Exploring Earth-abundant metal oxides for ambient N2 (Lewis base) reduction to value-added NH3, an essential commodity for modern industries, has extreme significance. However, due to their insufficient Lewis acidity and unfavorable electronic parameters, resulting in poor N2 adsorption, instability of key N intermediates (NNH*/NNH2*/N*), and preference for hydrogen evolution, the NH3 selectivity and yield rate with metal oxides are far from satisfactory. Herein, theoretical predictions reveal that tuning the electronic structure of defective Co3O4 (Co3O4‑x) via a single-Ru-atom dopant can cooperatively enhance the N2 adsorption, driven by strong Ru4d-N2p orbital coupling, and stabilize the key N-intermediates, further suppressing the H* dimerization and significantly boosting the NH3 selectivity. Motivated by DFT predictions, we introduced optimal single-Ru-atom dopants to maximize the Lewis acidity of Co3O4 with in situ-generated oxygen defects (Ru1.4Co3O4‑x), which exhibited an excellent N2-fixation activity with a high NH3 Faradaic efficiency (40.2%) and yield rate (39.4 μg/h/mgcat; 2.67 mg/h/mgRu) at 0 V (vs RHE), along with long-term stability and 2.5 times higher selectivity than pristine Co3O4‑x, outperforming the state-of-the-art Ru/C.

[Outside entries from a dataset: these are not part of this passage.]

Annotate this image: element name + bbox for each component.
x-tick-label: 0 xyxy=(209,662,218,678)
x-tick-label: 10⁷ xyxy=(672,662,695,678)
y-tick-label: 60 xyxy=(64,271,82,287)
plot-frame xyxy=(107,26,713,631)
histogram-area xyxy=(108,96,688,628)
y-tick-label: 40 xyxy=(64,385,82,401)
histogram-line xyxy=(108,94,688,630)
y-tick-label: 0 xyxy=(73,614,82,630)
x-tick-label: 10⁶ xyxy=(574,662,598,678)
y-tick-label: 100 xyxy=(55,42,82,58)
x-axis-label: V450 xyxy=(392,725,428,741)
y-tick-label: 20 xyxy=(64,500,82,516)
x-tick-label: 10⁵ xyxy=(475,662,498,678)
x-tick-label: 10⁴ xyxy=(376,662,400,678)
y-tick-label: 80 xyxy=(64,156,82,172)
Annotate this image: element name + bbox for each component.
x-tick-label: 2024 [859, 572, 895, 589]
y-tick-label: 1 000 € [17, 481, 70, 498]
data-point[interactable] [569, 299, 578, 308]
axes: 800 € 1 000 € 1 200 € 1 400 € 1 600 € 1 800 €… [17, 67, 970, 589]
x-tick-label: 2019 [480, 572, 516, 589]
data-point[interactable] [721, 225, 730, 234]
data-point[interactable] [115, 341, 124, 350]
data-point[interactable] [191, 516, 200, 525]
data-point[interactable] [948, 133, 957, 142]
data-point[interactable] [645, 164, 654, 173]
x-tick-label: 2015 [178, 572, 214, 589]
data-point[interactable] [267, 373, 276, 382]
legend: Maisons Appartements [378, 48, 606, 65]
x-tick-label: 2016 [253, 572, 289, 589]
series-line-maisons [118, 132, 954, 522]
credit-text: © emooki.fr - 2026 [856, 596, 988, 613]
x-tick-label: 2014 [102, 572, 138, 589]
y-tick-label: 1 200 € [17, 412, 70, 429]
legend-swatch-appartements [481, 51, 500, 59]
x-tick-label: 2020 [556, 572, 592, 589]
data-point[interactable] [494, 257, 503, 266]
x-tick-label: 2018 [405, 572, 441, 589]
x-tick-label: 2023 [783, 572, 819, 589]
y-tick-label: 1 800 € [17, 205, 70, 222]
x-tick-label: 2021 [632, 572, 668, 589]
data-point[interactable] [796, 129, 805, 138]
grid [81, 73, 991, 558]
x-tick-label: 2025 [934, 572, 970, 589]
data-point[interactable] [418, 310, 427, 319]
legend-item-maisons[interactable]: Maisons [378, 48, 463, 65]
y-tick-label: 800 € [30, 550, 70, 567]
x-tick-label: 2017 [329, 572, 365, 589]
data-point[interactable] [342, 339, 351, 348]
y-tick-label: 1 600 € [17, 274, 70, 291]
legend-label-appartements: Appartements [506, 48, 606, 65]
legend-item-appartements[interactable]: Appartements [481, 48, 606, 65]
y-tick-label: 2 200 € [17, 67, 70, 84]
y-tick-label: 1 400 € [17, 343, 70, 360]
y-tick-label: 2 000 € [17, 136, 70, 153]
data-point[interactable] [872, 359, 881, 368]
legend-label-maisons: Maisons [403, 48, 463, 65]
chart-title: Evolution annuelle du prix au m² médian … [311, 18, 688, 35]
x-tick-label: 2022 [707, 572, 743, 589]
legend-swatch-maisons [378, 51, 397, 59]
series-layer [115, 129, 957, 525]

探索以地壳储量丰富的金属氧化物为催化剂，将常温常压下的氮气（路易斯碱）还原为高附加值氨气——现代工业不可或缺的大宗商品，具有极为重要的研究价值。 然而，由于此类材料路易斯酸性不足、电子结构参数不甚理想，导致氮气吸附能力较弱、关键氮中间体（NNH*/NNH2*/N*）稳定性欠佳，且更倾向于发生析氢副反应，因此金属氧化物基催化剂的氨气选择性与产率均远未达到理想水平。 本研究通过理论计算预测：借助强Ru4d与N2p轨道耦合作用，以单钌原子掺杂调控缺陷型四氧化三钴（Co3O4‑x）的电子结构，可协同增强氮气吸附能力，同时稳定关键氮中间体，进一步抑制氢质子二聚副反应，显著提升氨气选择性。 受密度泛函理论（Density Functional Theory, DFT）计算结果的启发，我们引入最优单钌原子掺杂量，结合原位生成的氧缺陷，最大化缺陷型四氧化三钴的路易斯酸性，制备得到Ru1.4Co3O4‑x催化剂。该催化剂在0 V（相对于可逆氢电极，vs RHE）下展现出优异的氮气固定活性：氨气法拉第效率高达40.2%，产率分别为39.4 μg/h/mgcat与2.67 mg/h/mgRu；同时具备良好的长期稳定性，氨气选择性较原始缺陷型四氧化三钴提升2.5倍，性能优于当前顶尖的钌碳（Ru/C）催化剂。